Advanced Persistent DoS (APDoS):
Preferred by adversaries looking for maximum damage, APDoS attacks use a mixture of tactics like HTTP flooding and SYN flooding. These diversified attacks attack multiple avenues of a website at once, send millions of requests every second and remain for weeks. Attack persistence increases when the attackers are able to adapt tactics and create diversions.
Zero-day DDoS Attacks:
We see that cyber attacks continue to evolve; zero-day DDoS exploitation of unpatched vulnerabilities uses new techniques and tactics, resulting in sudden change while striking defenses.
Noteworthy DDoS Incidents
Mirai Malware (Fall 2016) Turns IoT devices into botnets; Used for DDoS against Mr. Krebs, Dyn DNS provider and internet access in Liberia
CloudFlare Attack (March 2013) Hosting service CloudFlare, protecting SpamHaus That became a notable high-water mark that is true at least until this huge DDoS attack, launched against Project Honey Pot.
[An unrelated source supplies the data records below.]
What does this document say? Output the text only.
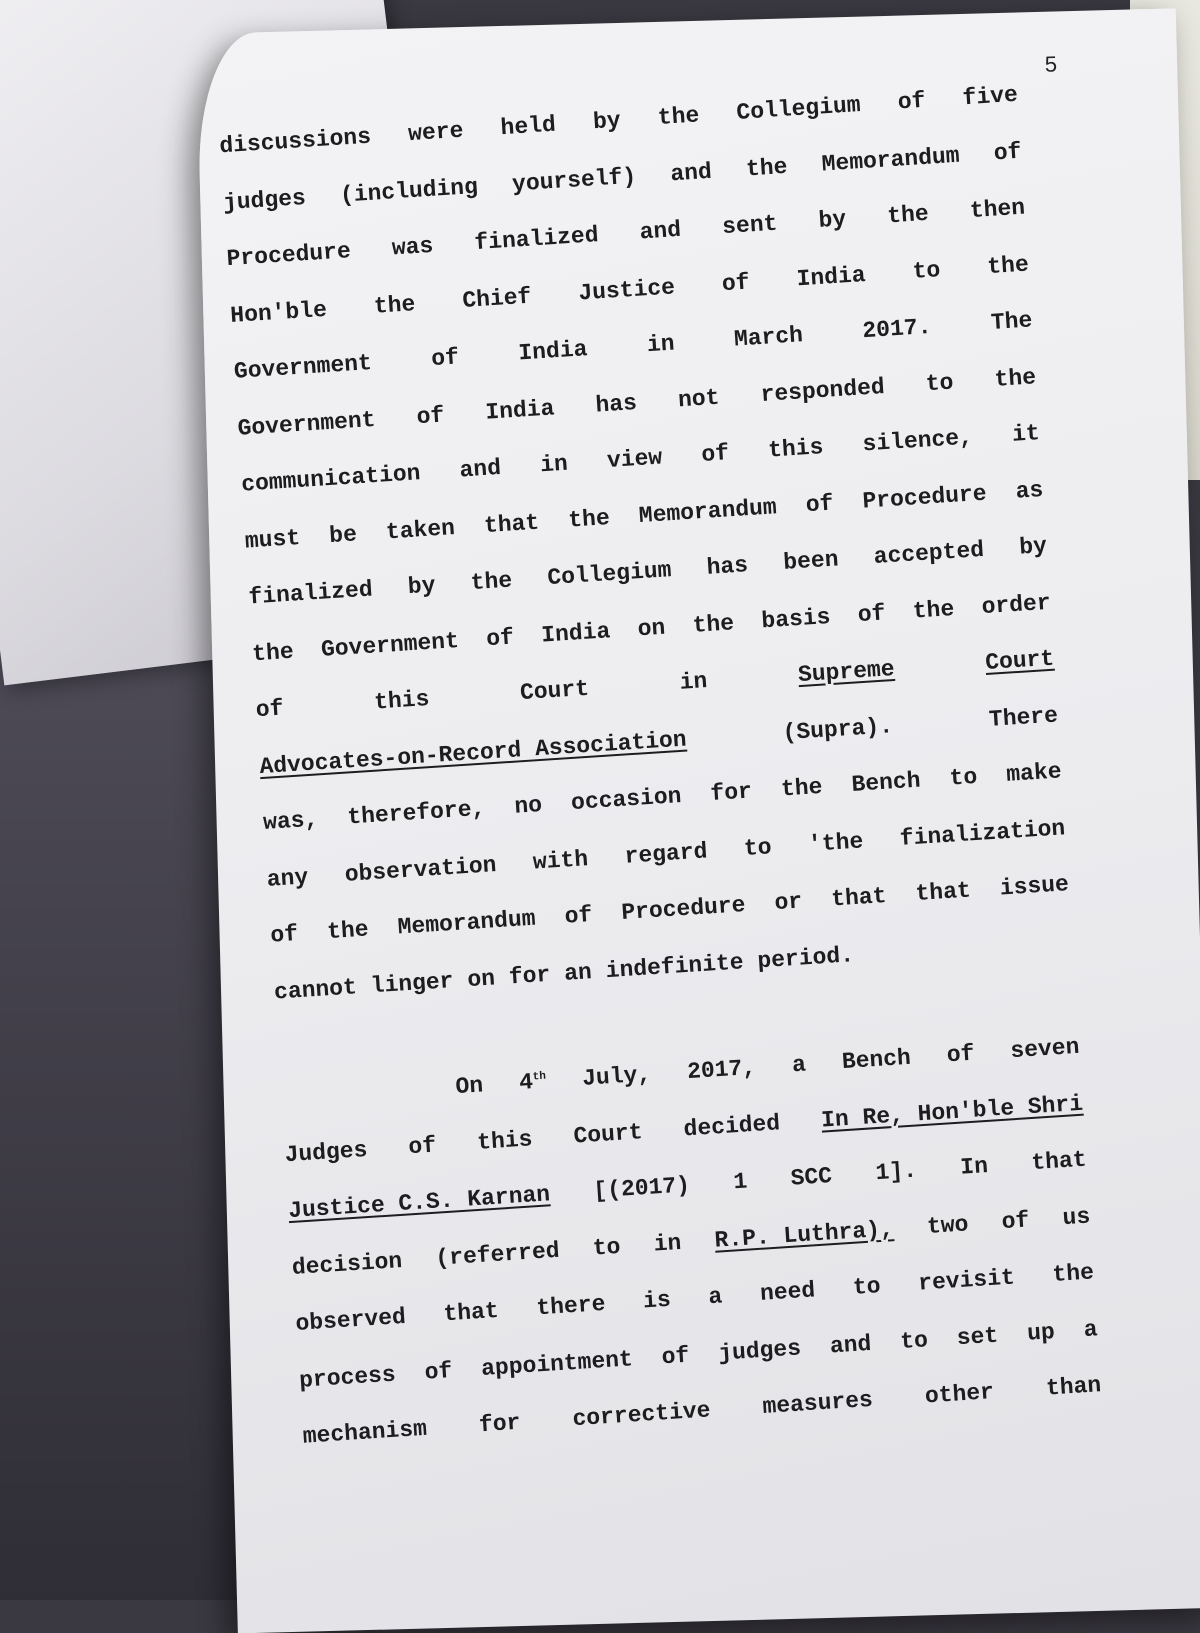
5
discussions were held by the Collegium of five
judges (including yourself) and the Memorandum of
Procedure was finalized and sent by the then
Hon'ble the Chief Justice of India to the
Government	of	India	in	March	2017.	The
Government of India has not responded to the
communication and in view of this silence, it
must be taken that the Memorandum of Procedure as
finalized by the Collegium has been accepted by
the Government of India on the basis of the order
of	this	Court	in	Supreme	Court
Advocates-on-Record Association	(Supra).	There
was, therefore, no occasion for the Bench to make
any observation with regard to 'the finalization
of the Memorandum of Procedure or that that issue
cannot linger on for an indefinite period.
On 4th July, 2017, a Bench of seven
Judges of this Court decided In Re, Hon'ble Shri
Justice C.S. Karnan [(2017) 1 SCC 1]. In that
decision (referred to in R.P. Luthra), two of us
observed that there is a need to revisit the
process of appointment of judges and to set up a
mechanism for corrective measures other than
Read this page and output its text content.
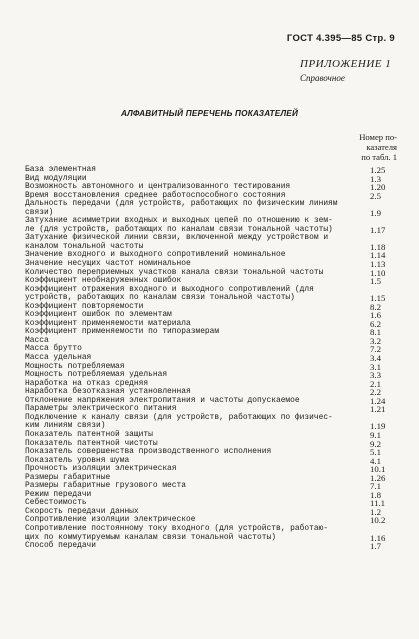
ГОСТ 4.395—85 Стр. 9
ПРИЛОЖЕНИЕ 1
Справочное
АЛФАВИТНЫЙ ПЕРЕЧЕНЬ ПОКАЗАТЕЛЕЙ
Номер по-
казателя
по табл. 1
База элементная	1.25
Вид модуляции	1.3
Возможность автономного и централизованного тестирования	1.20
Время восстановления среднее работоспособного состояния	2.5
Дальность передачи (для устройств, работающих по физическим линиям
связи)	1.9
Затухание асимметрии входных и выходных цепей по отношению к зем-
ле (для устройств, работающих по каналам связи тональной частоты)	1.17
Затухание физической линии связи, включенной между устройством и
каналом тональной частоты	1.18
Значение входного и выходного сопротивлений номинальное	1.14
Значение несущих частот номинальное	1.13
Количество переприемных участков канала связи тональной частоты	1.10
Коэффициент необнаруженных ошибок	1.5
Коэффициент отражения входного и выходного сопротивлений (для
устройств, работающих по каналам связи тональной частоты)	1.15
Коэффициент повторяемости	8.2
Коэффициент ошибок по элементам	1.6
Коэффициент применяемости материала	6.2
Коэффициент применяемости по типоразмерам	8.1
Масса	3.2
Масса брутто	7.2
Масса удельная	3.4
Мощность потребляемая	3.1
Мощность потребляемая удельная	3.3
Наработка на отказ средняя	2.1
Наработка безотказная установленная	2.2
Отклонение напряжения электропитания и частоты допускаемое	1.24
Параметры электрического питания	1.21
Подключение к каналу связи (для устройств, работающих по физичес-
ким линиям связи)	1.19
Показатель патентной защиты	9.1
Показатель патентной чистоты	9.2
Показатель совершенства производственного исполнения	5.1
Показатель уровня шума	4.1
Прочность изоляции электрическая	10.1
Размеры габаритные	1.26
Размеры габаритные грузового места	7.1
Режим передачи	1.8
Себестоимость	11.1
Скорость передачи данных	1.2
Сопротивление изоляции электрическое	10.2
Сопротивление постоянному току входного (для устройств, работаю-
щих по коммутируемым каналам связи тональной частоты)	1.16
Способ передачи	1.7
But because of the rapid cleanup, there was no major disruption for SpamHaus. org.
In January 2016, HSBC (UK) was on the receiving end of a DDoS attack which caused its internet banking system to be unavailable for hours on payday. Quick response allowed us to prevent customer data from any breach.
Dyre Wolf Campaign (Malware + DDoS attack) to target bank accounts. The malware, distributed via targeted spear phishing and the DDoS attack were all distractions (as evidenced by the fact stolen money was often quickly removed from accounts), to try ensure wire transfers of funds concurrently happening would not be found until it was too late.